In patients with pulmonary hypertension associated with congenital heart defects, ultrastructural abnormalities are observed in endothelial cells, which suggest heightened metabolic function. If endothelial production of the von Willebrand factor (vWF) is increased, this may be associated with abnormal interactions with platelets leading to worsening of the pulmonary hypertension. We therefore evaluated vWF in 30 patients with pulmonary hypertension (25 with congenital heart defects) and in 30 individuals with normal pulmonary arterial pressure (12 with congenital heart defects). We measured the antigenic (vWF: Ag) and biologic (VWF: rist) activity of vWF in plasma and assessed endothelial vWF: Ag directly by an immunoperoxidase stain applied to lung biopsy tissue. Because of considerable variance and small size, the group of five patients with pulmonary hypertension and without congenital heart defects were excluded from statistical analyses. Patients with pulmonary hypertension and congenital heart defects had significant higher vWF: Ag levels than individuals with normal pulmonary arterial pressure without congenital heart defects (p less than .05), whereas values in those with normal pressure and congenital heart defects were intermediate. In lung biopsy tissue available from 29 patients in this study and from 11 others we previously reported, immunostain of pulmonary arterial endothelium for vWF was intense (suggesting increased production) in 29 of 32 with pulmonary hypertension and congenital heart defects and in only one of eight with normal pulmonary arterial pressure and congenital heart defects (p less than .01). Only three patients with congenital heart defects and pulmonary hypertension and increased vWF: Ag, however, had increased vWF: rist. Compatible with this discrepancy was a loss of vWF high-molecular weight forms as determined by both crossed immunoelectrophoresis and multimeric analysis. Our results suggest that increased vWF in most patients with congenital heart defects and pulmonary hypertension is associated with increased production of a biologically deficient molecule lacking high-molecular weight forms.

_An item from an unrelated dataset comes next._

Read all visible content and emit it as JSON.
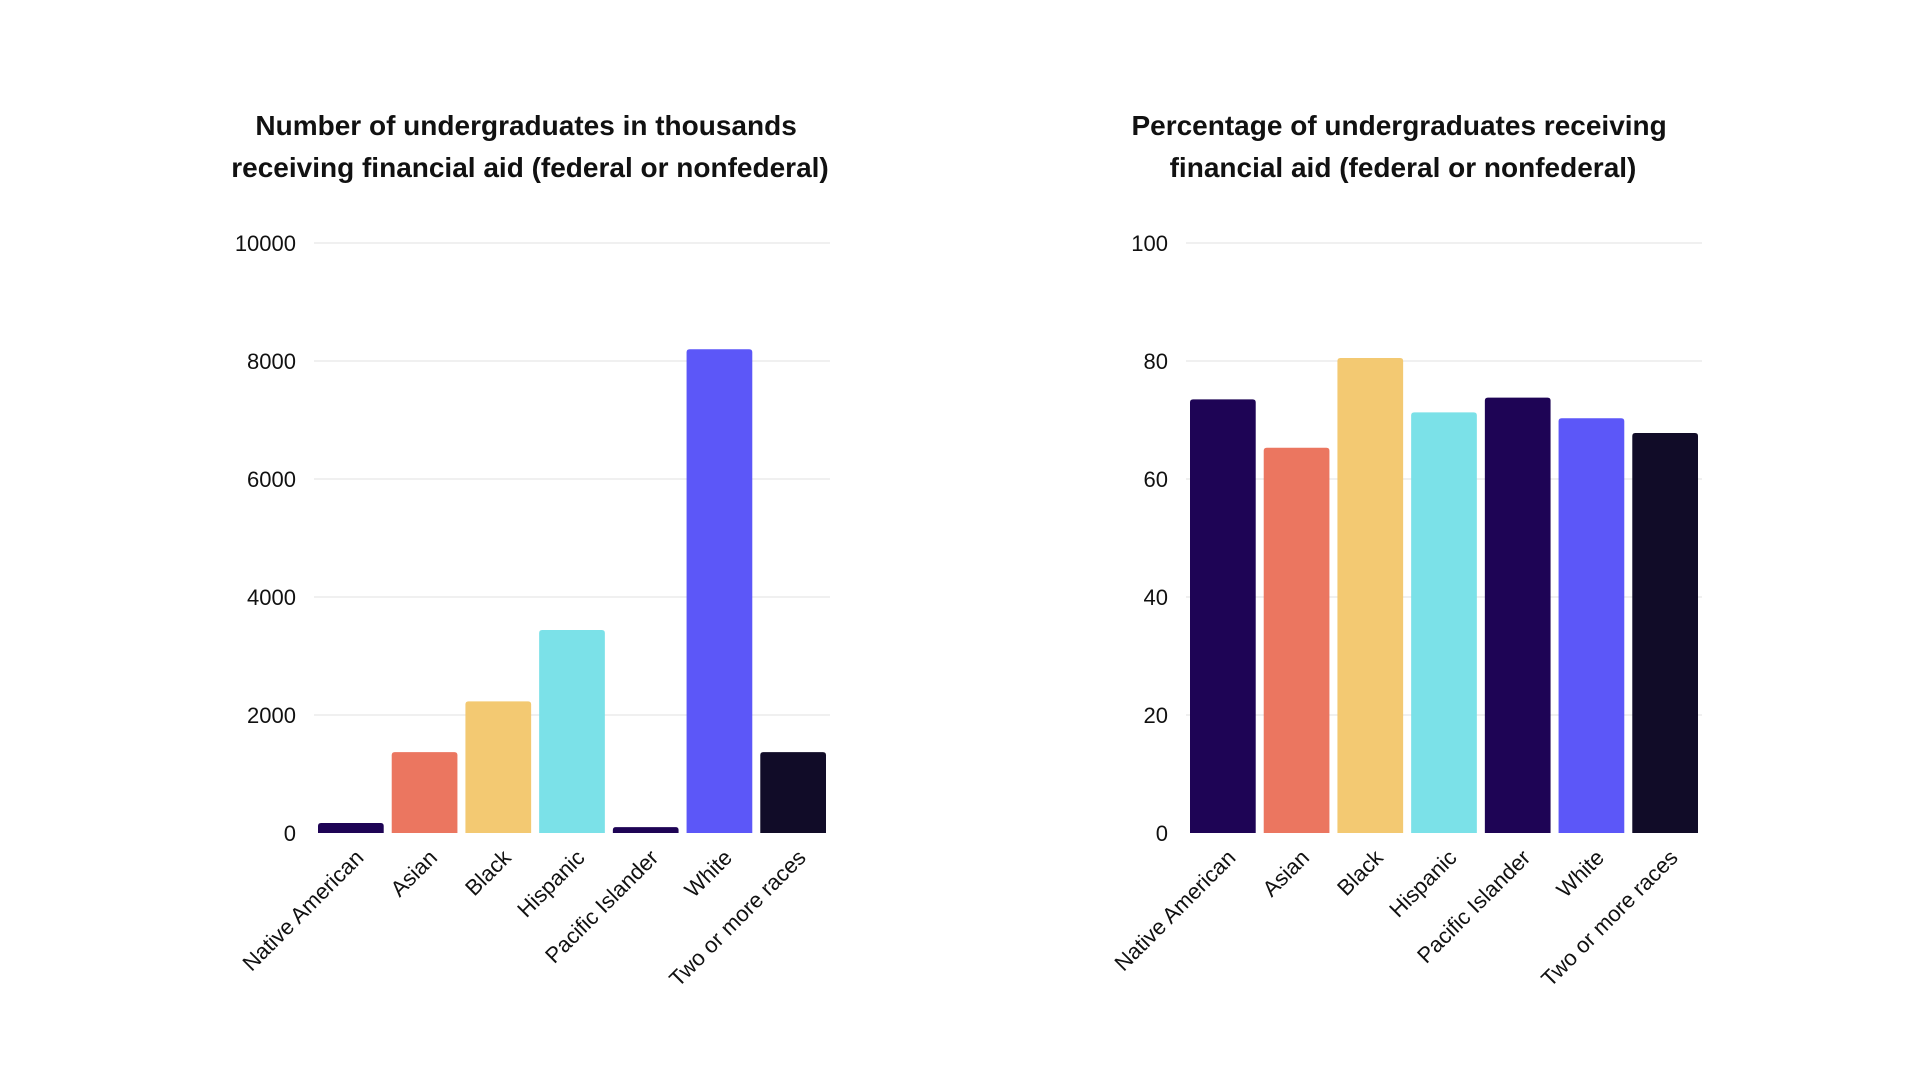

在患有与先天性心脏缺陷相关的肺动脉高压的患者中,内皮细胞出现超微结构异常,这提示代谢功能增强。如果血管性血友病因子(vWF)的内皮生成增加,这可能与血小板的异常相互作用有关,从而导致肺动脉高压恶化。因此,我们评估了30例肺动脉高压患者(25例患有先天性心脏缺陷)和30例肺动脉压正常的个体(12例患有先天性心脏缺陷)的vWF。我们测量了血浆中vWF的抗原性(vWF:Ag)和生物学活性(VWF:rist),并通过应用于肺活检组织的免疫过氧化物酶染色直接评估内皮vWF:Ag。由于差异较大且样本量小,5例患有肺动脉高压且无先天性心脏缺陷的患者被排除在统计分析之外。患有肺动脉高压和先天性心脏缺陷的患者的vWF:Ag水平显著高于无先天性心脏缺陷的肺动脉压正常的个体(p<0.05),而血压正常且患有先天性心脏缺陷的个体的值处于中间水平。在本研究的29例患者以及我们之前报道的另外11例患者的肺活检组织中,32例患有肺动脉高压和先天性心脏缺陷的患者中有29例肺动脉内皮对vWF的免疫染色强烈(提示生成增加),而8例肺动脉压正常且患有先天性心脏缺陷的患者中只有1例如此(p<0.01)。然而,只有3例患有先天性心脏缺陷和肺动脉高压且vWF:Ag增加的患者的vWF:rist增加。与这种差异相符的是,通过交叉免疫电泳和多聚体分析确定,vWF高分子量形式有所缺失。我们的结果表明,大多数患有先天性心脏缺陷和肺动脉高压的患者中vWF增加与缺乏高分子量形式的生物学缺陷分子的生成增加有关。